Ангара - Гудзон: пятьдесят лет исканий
На старости лет живу в Нью-Йорке – здесь воссоединилась моя семья. А прежняя судьба в основном связана с российскими просторами. Часто думаю о моем поколении русскоязычной Америки. Сегодня оно – очень значительная часть нашей общины, резко пополнившейся с начала 90-х годов. Оно подарило мне здесь новых друзей, искренних и доброжелательных. Наша деловая жизнь полностью или в основном прошла в той, единой для всех нас стране, которая теперь – за океаном. Но и здесь, в Америке, окружившей нас гостеприимством и заботой, мы стараемся жить добрыми, интересными делами: беспокоимся о благе детей и внуков, отдаем тепло сердец новым друзьям, подчас можем порадоваться востребованности в работе, а то и ощущаем желанный прилив неугомонного творческого вдохновения…
Памятью нашей мы сегодня – побратимы.
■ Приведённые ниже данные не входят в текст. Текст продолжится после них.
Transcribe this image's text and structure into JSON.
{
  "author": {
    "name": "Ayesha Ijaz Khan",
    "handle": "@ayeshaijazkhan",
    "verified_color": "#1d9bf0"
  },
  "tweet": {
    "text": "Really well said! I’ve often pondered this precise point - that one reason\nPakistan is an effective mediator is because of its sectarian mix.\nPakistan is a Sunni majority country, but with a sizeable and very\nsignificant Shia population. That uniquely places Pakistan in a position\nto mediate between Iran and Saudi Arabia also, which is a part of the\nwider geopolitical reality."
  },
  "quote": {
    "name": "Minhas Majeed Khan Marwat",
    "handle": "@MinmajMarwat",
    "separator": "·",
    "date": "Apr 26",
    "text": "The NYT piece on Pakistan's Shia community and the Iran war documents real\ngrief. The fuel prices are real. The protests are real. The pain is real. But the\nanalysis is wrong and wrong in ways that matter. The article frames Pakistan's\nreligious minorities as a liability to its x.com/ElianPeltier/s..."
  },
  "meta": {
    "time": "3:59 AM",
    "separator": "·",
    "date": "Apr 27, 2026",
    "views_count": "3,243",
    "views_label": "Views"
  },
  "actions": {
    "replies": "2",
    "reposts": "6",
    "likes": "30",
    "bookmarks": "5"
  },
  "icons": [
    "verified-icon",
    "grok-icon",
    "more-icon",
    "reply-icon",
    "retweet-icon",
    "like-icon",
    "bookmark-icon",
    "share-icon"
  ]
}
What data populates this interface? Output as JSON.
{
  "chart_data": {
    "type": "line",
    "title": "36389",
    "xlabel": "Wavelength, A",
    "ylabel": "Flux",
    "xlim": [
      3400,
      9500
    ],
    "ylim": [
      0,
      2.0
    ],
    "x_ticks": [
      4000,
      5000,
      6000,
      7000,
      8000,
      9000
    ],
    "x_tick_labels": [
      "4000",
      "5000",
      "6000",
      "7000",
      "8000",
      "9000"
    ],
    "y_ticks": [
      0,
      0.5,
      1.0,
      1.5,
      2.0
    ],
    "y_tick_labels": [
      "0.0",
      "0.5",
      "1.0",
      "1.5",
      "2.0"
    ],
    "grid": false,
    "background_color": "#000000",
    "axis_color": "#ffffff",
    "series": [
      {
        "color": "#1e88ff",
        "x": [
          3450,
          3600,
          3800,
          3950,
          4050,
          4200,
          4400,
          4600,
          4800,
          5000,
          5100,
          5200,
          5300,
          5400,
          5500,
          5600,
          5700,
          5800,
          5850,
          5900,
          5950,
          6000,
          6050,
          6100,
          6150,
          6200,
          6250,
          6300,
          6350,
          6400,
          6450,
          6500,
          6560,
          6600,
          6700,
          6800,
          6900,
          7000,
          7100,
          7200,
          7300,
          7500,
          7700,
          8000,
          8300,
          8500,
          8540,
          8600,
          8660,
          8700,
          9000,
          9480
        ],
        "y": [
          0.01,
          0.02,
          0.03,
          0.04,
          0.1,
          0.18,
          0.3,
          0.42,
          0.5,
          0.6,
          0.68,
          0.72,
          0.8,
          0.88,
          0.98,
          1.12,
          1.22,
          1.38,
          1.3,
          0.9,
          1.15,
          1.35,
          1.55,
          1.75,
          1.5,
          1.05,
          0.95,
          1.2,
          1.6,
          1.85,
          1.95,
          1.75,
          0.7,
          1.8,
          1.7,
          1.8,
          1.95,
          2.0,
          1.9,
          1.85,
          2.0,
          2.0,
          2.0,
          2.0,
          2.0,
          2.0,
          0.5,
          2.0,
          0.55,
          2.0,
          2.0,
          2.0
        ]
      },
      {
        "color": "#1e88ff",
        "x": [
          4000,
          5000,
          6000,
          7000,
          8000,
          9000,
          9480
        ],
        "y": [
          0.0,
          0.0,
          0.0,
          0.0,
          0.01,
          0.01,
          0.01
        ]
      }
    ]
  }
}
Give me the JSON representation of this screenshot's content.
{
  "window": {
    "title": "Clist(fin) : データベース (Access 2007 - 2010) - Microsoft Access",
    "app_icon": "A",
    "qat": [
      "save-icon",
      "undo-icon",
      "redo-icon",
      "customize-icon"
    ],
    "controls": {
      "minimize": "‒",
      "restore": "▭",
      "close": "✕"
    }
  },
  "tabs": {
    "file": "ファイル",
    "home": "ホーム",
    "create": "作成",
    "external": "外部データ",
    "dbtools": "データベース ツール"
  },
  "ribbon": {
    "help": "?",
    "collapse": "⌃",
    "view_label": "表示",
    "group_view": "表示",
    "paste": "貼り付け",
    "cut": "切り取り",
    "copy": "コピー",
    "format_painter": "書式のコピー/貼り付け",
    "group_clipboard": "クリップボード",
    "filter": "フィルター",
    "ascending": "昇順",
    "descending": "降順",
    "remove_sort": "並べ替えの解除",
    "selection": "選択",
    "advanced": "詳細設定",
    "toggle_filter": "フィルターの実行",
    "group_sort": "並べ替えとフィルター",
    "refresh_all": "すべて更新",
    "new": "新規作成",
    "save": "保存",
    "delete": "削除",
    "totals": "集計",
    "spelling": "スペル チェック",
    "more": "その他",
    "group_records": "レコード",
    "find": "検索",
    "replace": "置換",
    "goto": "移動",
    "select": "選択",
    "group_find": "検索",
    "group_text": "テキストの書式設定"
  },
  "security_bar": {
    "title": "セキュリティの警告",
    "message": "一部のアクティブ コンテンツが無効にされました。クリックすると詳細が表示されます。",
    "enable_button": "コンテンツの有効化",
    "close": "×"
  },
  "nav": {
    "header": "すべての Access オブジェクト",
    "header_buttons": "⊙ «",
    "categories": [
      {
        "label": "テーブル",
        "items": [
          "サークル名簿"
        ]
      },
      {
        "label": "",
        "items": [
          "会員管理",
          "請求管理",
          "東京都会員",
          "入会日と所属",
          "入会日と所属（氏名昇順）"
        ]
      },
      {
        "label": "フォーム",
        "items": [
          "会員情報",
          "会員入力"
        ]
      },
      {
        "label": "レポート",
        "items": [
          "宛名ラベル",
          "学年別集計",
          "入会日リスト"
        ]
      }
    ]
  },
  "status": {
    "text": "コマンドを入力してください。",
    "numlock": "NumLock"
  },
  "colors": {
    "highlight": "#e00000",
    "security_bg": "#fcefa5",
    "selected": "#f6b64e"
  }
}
С неподдельным интересом беседуем о наших судьбах – таких разных, непростых и близких нашим душам судьбам трудяг ушедшего века. Эти судьбы несут в себе краски, ароматы, звуки общей эпохи, которую довелось нам прожить в работе, радостях и бедах. Эти судьбы сближают нас в нынешней жизни.
…Листаю свой дневник. Жил беспокойно, был устремлен к творчеству. И изобретатель, и ученый, и любитель писать стихи, я так и не обрел единственной творческой гавани. И ни в чем не стал выдающимся деятелем. Однако, вроде бы, никогда не скупился на добрые дела для людей. Обычно люди отвечали уважением и признательностью, но кое-кто, увы, – злом и предательством…
Быть может, и читатель заглянет вместе со мной – буквально на несколько минут – в тетради, отразившие 50-летний путь со времен моей жизни вблизи Ангары до нынешних дней у Гудзона...
__________
12 декабря 1953 г., Ангарск, 10-й класс школы. Сегодня наша учительница математики Надежда Ивановна была не в силах сдержать накипевшей боли и горько рассказала классу, как ей тяжело: она отдает нам все свои силы, всю душу, а директор школы травит ее, говоря, что она добилась снятия с работы преподавателя математики Марии Васильевны, его жены, чтобы сделать себе карьеру. Как хорошо, что есть в нашей жизни этот замечательный человек, Надежда Ивановна! Это она, единственная из всех учителей, по-настоящему встала на нашу сторону, когда мы подняли вопрос о том, что Мария Васильевна не способна преподавать в десятых классах. Не для карьеры Надежда Ивановна стала нашим преподавателем, а для того, чтобы мы имели глубокие знания. Мы всегда будем признательны ей за ее большое сердце.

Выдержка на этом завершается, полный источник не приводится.